• Immigration boosting US Catholic numbers


    WASHINGTON: Catholics make up around a quarter of the US population and their numbers are growing, thanks in part to immigration, according to researchers at Georgetown University.

    Americans who self-identify as Catholic, including those who do not attend Mass regularly, numbered 81.6 million in 2015, more than 25 percent of the US population.

    The number of Catholics tied to a specific parish yields a smaller total of 68.1 million Catholics, or about 20 percent of Americans, the Jesuit university’s Center for Applied Research in the Apostolate (CARA) has found.

    Mary Gautier, a researcher at CARA, said the figures make Catholics the largest single faith group in the United States.

    Although Protestants as a whole account for more than half the population, they are divided up among a number of different denominations, she told Agence France-Presse.

    After Catholics come Jews and Muslims but their numbers are much smaller as a proportion of the total population.

    The number of US Catholics has increased by 3 to 6 percent each decade since 1965, according to CARA’s numbers.

    “Part of it is immigration, part of it is birth rate,” Gautier told AFP.

    She said the Catholic Church is “the most diverse in terms of race and ethnicity in the US,” with Hispanics accounting for 38 percent of Catholics and blacks and Asians three percent each.

    Geographically, Catholics are pretty evenly distributed around the country, with the largest concentrations in big-city suburbs.

    But some parishes have closed in the Northeast and Midwest, where past waves of immigrants once settled, while new churches in the South and western United States “are stuffed” with new immigrants from Latin America, Gautier said.

    In terms of vocations, the number of seminarians has held steady over the past 15 years, she said.

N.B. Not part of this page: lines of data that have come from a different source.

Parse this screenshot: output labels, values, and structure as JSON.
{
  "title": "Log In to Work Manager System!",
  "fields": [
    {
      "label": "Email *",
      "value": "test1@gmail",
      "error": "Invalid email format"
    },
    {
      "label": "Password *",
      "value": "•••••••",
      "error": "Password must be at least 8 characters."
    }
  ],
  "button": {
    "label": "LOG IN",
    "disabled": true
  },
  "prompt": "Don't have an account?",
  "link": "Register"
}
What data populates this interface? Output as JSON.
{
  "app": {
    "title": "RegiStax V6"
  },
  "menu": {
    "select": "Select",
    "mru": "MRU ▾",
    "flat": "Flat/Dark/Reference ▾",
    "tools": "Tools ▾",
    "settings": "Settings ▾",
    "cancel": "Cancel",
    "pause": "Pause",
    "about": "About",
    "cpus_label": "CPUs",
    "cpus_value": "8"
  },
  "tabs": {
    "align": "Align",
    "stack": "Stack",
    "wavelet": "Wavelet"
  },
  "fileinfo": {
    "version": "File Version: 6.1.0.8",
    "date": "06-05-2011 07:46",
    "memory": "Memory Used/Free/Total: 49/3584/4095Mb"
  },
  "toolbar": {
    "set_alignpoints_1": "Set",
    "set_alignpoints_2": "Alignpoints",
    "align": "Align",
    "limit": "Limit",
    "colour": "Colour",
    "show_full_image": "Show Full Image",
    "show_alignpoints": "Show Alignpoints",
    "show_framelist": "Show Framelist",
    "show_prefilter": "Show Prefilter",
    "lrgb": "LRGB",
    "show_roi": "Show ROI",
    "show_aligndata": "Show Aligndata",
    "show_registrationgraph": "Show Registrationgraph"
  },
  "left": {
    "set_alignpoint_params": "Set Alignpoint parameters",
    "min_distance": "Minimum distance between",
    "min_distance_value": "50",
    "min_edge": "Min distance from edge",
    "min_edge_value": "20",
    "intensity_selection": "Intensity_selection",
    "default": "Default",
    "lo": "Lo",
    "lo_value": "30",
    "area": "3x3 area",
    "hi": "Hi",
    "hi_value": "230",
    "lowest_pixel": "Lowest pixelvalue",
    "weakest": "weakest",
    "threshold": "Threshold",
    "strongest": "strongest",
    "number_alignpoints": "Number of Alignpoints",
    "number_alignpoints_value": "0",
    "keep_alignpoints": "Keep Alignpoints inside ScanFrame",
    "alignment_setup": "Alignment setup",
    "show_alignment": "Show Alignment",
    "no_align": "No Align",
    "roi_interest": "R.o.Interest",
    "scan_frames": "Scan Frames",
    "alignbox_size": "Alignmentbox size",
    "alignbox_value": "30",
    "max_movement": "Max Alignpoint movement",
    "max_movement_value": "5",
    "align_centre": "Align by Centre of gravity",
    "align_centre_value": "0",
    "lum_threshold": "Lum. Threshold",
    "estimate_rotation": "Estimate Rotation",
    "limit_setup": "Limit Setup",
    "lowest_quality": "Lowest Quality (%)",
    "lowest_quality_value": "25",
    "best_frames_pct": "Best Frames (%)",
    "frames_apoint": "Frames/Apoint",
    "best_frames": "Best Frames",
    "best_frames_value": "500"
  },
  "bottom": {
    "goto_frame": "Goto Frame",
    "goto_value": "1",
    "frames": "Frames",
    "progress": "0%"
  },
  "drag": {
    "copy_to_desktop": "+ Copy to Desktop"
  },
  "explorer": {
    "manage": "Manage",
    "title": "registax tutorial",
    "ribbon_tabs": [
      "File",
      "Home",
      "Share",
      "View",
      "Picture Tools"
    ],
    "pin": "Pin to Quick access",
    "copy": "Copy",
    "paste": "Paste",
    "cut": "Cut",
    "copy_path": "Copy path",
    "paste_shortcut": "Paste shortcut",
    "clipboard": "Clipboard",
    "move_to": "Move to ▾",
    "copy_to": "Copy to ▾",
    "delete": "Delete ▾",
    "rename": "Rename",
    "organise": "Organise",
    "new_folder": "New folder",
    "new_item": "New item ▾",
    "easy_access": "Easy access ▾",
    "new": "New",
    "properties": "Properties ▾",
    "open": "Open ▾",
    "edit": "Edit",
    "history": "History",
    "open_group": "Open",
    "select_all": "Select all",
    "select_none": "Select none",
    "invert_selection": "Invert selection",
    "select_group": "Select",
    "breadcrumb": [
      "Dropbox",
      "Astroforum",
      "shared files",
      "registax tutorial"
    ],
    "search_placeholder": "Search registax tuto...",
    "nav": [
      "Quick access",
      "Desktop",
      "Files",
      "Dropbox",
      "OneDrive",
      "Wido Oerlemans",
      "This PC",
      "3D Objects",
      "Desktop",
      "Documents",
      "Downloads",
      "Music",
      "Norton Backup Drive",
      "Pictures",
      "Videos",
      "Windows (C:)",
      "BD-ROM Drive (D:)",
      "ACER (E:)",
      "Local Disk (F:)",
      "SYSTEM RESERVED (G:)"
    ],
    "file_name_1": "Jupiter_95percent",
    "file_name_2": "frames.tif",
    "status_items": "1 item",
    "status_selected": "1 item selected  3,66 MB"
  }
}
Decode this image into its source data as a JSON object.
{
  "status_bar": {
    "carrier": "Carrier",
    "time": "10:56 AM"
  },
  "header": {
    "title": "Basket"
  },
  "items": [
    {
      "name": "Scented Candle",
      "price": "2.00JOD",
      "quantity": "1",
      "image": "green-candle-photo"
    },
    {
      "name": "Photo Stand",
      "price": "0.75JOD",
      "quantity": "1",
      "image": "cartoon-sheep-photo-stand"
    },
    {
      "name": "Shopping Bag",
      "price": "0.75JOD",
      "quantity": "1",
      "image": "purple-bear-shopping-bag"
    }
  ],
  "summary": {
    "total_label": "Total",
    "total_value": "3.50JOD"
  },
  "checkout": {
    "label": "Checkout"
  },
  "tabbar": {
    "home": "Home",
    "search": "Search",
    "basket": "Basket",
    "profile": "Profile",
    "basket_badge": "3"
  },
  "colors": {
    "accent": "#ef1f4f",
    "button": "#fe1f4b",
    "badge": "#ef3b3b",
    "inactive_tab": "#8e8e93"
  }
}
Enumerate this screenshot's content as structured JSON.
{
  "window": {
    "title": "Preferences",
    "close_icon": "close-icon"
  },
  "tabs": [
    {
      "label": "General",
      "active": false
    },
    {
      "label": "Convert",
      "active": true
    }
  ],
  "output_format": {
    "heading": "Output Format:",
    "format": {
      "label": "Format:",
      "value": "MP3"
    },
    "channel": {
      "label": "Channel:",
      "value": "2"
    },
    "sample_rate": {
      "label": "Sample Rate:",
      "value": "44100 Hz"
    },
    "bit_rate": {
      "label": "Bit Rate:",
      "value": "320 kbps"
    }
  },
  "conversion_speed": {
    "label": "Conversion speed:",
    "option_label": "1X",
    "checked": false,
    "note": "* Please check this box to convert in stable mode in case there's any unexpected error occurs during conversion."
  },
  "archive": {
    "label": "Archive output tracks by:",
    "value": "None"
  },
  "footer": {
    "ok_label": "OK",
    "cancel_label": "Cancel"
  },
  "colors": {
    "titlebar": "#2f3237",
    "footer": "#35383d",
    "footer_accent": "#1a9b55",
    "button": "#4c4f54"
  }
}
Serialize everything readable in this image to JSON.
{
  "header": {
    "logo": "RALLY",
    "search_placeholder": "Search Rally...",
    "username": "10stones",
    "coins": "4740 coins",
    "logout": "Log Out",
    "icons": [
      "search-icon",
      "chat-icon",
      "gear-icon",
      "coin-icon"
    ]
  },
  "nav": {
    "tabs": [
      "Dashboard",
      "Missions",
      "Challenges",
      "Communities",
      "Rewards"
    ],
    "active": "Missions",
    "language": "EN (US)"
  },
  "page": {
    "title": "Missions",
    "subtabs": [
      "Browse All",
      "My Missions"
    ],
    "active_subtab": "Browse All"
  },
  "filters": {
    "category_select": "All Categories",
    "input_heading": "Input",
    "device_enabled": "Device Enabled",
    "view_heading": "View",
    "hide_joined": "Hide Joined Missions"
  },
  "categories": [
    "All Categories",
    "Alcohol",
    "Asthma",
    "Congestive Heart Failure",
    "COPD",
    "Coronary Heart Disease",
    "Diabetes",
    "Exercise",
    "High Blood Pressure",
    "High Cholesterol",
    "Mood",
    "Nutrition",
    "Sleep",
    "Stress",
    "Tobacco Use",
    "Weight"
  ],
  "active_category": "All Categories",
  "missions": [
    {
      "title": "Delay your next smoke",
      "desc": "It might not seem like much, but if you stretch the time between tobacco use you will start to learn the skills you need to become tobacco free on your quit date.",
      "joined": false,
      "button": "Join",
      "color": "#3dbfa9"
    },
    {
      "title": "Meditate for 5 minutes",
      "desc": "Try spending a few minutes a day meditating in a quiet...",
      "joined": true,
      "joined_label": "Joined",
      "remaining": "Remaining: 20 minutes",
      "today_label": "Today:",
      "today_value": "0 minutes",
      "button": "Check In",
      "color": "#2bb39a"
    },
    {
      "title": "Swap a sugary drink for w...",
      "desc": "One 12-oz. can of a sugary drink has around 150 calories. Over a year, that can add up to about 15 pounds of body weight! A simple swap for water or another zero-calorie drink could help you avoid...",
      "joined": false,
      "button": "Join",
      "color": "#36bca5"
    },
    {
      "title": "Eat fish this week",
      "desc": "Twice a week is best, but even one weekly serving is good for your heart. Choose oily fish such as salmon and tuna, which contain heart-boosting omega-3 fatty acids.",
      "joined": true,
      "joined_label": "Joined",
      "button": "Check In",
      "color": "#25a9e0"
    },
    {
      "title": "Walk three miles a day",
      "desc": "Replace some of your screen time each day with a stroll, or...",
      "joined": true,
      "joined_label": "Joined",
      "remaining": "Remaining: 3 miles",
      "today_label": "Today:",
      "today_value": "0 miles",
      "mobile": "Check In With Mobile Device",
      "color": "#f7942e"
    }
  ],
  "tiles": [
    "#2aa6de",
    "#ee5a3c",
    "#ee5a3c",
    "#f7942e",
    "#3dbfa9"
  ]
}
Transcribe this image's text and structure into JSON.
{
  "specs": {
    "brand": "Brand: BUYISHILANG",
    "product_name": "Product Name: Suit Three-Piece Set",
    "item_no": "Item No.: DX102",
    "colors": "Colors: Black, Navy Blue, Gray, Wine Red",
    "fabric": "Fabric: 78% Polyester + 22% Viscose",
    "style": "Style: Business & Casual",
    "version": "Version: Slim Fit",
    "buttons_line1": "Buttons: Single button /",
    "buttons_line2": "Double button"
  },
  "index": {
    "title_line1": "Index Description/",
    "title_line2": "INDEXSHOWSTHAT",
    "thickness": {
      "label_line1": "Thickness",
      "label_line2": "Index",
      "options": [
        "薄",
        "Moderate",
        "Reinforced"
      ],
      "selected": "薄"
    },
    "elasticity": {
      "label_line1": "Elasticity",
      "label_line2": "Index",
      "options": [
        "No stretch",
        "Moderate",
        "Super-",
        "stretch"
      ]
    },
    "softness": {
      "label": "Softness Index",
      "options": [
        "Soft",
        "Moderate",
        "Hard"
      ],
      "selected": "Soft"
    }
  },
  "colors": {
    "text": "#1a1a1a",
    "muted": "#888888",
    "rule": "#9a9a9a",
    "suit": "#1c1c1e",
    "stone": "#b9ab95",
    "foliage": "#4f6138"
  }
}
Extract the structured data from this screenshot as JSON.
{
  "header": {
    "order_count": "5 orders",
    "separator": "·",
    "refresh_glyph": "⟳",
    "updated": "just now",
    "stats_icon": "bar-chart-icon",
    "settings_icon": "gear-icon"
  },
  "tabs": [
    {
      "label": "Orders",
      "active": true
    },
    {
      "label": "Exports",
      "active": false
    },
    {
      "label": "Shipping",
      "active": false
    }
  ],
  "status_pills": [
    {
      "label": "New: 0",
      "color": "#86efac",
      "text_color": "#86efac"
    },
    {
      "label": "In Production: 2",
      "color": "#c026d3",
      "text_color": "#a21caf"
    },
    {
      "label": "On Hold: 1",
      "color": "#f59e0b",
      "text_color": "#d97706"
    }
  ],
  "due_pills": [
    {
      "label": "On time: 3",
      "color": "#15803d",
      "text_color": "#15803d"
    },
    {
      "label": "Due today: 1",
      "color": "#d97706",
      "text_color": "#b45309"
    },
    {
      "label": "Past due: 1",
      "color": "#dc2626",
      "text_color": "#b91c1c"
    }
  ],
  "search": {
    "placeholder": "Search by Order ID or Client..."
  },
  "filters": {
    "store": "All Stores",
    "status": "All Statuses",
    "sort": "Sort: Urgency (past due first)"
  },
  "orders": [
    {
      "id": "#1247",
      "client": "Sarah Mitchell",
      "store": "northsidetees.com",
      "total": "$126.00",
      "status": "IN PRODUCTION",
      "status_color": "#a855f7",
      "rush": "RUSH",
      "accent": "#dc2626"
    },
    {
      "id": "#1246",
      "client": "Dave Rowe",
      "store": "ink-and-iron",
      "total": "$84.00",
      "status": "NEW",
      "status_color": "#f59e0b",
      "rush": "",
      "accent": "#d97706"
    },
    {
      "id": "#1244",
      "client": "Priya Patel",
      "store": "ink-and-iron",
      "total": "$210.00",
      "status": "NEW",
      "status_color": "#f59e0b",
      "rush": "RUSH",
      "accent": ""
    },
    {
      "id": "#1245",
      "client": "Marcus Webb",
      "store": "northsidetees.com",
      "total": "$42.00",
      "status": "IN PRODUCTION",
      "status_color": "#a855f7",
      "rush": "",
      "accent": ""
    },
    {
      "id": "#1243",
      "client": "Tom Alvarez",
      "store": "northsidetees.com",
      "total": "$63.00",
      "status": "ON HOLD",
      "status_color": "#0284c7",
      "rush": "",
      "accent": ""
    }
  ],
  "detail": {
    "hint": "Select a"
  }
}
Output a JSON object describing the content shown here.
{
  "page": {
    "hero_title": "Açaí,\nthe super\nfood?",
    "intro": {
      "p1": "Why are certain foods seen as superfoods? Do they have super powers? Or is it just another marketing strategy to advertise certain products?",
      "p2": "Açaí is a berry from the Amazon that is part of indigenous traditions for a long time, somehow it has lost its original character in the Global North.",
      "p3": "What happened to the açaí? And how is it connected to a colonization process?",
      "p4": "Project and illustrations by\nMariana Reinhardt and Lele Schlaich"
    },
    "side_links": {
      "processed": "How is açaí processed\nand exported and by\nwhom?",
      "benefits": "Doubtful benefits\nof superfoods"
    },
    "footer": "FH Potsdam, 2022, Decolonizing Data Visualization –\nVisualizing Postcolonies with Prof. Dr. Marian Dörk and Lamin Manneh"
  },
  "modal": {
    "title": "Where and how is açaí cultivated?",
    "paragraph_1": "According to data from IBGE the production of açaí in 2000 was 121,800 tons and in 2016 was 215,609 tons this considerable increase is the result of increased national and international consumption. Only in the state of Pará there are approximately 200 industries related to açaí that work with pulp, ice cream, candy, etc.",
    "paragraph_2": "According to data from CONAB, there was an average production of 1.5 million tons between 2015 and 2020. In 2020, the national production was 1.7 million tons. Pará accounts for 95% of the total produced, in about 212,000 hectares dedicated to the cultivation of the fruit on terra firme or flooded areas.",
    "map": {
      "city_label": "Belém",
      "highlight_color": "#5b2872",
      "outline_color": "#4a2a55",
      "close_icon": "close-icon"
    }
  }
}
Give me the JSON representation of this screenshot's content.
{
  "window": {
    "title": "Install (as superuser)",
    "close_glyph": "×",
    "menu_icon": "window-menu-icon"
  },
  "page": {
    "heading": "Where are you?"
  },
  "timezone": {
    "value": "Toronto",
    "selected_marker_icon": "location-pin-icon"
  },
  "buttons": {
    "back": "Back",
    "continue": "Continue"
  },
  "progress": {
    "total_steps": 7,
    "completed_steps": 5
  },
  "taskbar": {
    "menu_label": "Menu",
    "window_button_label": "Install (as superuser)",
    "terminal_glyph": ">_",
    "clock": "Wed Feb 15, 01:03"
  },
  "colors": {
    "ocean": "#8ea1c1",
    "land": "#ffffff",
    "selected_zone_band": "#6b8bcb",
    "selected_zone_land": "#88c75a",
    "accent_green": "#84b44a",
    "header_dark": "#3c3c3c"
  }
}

    But the number of priests has fallen from some 50,000 in 1995 to around 37,600.

    “There are more priests from the 1940s, 1950s and 1960s who are dying or retiring so the new seminarians are one third as many as we would need to replace them,” the researcher said.

    About one quarter of US Catholics attend church once a week or more, a figure that has been stable for 20 years, and about 38 percent go at least once a month.